La primera ministra sueca, Magdalena Andersson, al tiempo presidenta del Partido Socialdemócrata de su país, reconoció el pasado mayo gravísimos errores en la gestión de la inmigración que durante décadas ha recibido Suecia. Allí, el número de personas nacidas en el extranjero se ha duplicado en los últimos veinte años, alcanzando la cifra de dos millones, lo que equivale a una quinta parte de su población. El problema -razona- no es tanto esa proporción como las débiles políticas de integración que, a la postre, fortaleciendo la segregación, han consolidado dos sociedades paralelas. "Vivimos en el mismo país -dice Andersson-, pero en realidades completamente diferentes". Eso ha propiciado disturbios de orden público, un agravamiento exponencial de la delincuencia y la aparición en el territorio de zonas que, al modo de guetos, resultan inaccesibles para la ciudadanía mayoritaria. Admitiendo que tendrán que reevaluarse las verdades anteriores y tomarse decisiones difíciles, la primera ministra ha planteado una batería de medidas que persiguen recuperar la serenidad en las calles y devolver viabilidad a un proceso que ya se percibe fallido.
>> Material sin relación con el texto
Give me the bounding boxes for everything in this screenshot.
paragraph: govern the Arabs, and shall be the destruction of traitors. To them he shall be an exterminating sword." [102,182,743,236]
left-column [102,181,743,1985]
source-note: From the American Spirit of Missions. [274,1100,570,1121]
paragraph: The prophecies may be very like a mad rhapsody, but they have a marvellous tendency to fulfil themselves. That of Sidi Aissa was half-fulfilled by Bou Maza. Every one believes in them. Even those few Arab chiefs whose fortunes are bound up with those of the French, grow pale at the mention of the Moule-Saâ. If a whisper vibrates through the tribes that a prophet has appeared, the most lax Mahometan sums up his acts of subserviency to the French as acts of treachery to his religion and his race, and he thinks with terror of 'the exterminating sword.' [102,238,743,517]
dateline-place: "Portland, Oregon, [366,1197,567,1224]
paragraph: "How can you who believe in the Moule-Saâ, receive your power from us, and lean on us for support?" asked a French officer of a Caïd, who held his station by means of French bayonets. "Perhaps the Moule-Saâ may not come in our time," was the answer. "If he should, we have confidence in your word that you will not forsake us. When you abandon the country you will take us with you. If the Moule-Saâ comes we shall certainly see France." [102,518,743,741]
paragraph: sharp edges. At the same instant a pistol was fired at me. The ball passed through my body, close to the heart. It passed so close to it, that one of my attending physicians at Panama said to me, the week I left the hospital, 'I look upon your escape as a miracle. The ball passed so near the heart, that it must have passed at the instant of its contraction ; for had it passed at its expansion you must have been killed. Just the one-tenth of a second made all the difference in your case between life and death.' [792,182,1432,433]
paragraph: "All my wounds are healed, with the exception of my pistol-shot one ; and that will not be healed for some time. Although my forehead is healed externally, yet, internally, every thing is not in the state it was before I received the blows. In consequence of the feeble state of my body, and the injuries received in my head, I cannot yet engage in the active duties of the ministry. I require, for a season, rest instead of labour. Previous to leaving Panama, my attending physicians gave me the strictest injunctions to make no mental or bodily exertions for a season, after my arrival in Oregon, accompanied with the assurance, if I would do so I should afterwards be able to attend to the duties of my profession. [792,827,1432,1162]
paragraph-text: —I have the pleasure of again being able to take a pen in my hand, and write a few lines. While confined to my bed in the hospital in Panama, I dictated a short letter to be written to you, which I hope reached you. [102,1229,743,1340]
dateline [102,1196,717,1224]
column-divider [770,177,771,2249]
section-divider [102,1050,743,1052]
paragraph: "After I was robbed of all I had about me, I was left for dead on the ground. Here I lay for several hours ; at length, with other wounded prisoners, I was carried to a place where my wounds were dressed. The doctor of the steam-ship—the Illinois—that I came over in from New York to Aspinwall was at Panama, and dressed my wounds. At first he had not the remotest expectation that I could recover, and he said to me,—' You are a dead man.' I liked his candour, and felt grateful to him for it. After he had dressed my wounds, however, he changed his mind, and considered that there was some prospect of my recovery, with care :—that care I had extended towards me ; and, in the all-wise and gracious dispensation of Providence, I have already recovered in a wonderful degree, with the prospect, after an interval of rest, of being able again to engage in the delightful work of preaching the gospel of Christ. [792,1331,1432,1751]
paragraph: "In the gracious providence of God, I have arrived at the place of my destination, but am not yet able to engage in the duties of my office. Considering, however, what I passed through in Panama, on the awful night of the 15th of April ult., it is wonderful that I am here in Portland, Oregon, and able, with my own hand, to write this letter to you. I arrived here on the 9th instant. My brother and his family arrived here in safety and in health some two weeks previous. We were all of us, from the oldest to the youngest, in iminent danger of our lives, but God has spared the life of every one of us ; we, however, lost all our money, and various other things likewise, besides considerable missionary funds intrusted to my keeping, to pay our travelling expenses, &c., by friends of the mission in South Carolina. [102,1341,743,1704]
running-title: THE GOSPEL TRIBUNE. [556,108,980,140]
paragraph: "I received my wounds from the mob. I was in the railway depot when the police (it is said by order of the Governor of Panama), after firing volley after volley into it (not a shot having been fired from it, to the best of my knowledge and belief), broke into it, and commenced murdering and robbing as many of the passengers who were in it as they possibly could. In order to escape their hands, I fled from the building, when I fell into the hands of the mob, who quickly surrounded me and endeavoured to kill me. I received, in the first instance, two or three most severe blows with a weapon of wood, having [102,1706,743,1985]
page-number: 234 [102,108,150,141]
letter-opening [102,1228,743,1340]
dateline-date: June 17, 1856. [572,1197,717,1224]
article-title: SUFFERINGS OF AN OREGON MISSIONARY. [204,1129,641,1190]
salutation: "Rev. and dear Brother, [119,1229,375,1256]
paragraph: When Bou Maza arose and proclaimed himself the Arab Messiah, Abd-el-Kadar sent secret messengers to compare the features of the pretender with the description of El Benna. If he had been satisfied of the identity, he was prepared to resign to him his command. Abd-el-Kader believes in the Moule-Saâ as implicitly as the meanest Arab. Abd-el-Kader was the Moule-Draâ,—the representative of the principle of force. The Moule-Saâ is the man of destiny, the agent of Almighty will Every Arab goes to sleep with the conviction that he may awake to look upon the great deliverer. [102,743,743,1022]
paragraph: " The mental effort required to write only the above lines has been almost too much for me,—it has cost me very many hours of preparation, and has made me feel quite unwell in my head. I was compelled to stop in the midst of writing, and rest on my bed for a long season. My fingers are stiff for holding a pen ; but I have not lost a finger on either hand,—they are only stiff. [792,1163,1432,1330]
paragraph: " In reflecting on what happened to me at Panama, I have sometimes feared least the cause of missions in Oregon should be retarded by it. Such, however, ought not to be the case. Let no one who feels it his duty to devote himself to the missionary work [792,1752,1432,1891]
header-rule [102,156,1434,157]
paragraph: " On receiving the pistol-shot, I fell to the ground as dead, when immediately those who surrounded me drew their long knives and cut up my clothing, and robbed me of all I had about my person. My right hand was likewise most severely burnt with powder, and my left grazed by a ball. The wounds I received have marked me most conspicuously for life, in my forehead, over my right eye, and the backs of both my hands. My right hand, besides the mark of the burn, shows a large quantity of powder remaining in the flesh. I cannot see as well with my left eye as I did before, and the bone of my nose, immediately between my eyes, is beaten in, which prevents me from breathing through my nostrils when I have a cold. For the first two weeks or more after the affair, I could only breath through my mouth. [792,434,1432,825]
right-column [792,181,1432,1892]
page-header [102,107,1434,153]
Procediendo de una nación indubitadamente abierta y demócrata y de un Gobierno de centroizquierda, la advertencia no debiera ser despachada con los cuatro tópicos que maneja el progresismo políticamente correcto. La inmigración, esto es obvio, genera importantes dificultades: no es lo mismo la inmigración legal que la ilegal; no es lo mismo, tampoco, integrar a un inmigrante que procede de nuestra cultura que a quien llega de otra muy diferente; no tiene lógica, en aras de una falaz solidaridad, blanquear las biografías de quienes cargan con un pasado turbulento; es suicida, al cabo, abrir de par en par las fronteras, permitiendo una inmigración incontrolada que apareja conflictos económicos, de seguridad y, fracasado el multiculturalismo, de integración.

Todo esto, que es una realidad incuestionable, no quiere ser visto por una izquierda utópica, incapaz de afrontar racional y objetivamente un fenómeno que empieza a desbordarnos.

Del aviso de Suecia, me quedo con la franqueza: la experiencia no está funcionando. No se trata de renunciar a la solidaridad, sino de insertar en el propósito un poco de sentido común. Ése que, no teniendo ideología, no puede por más tiempo ser insultado, criminalizado y arrumbado en el despreciable montón de las cosas caducas.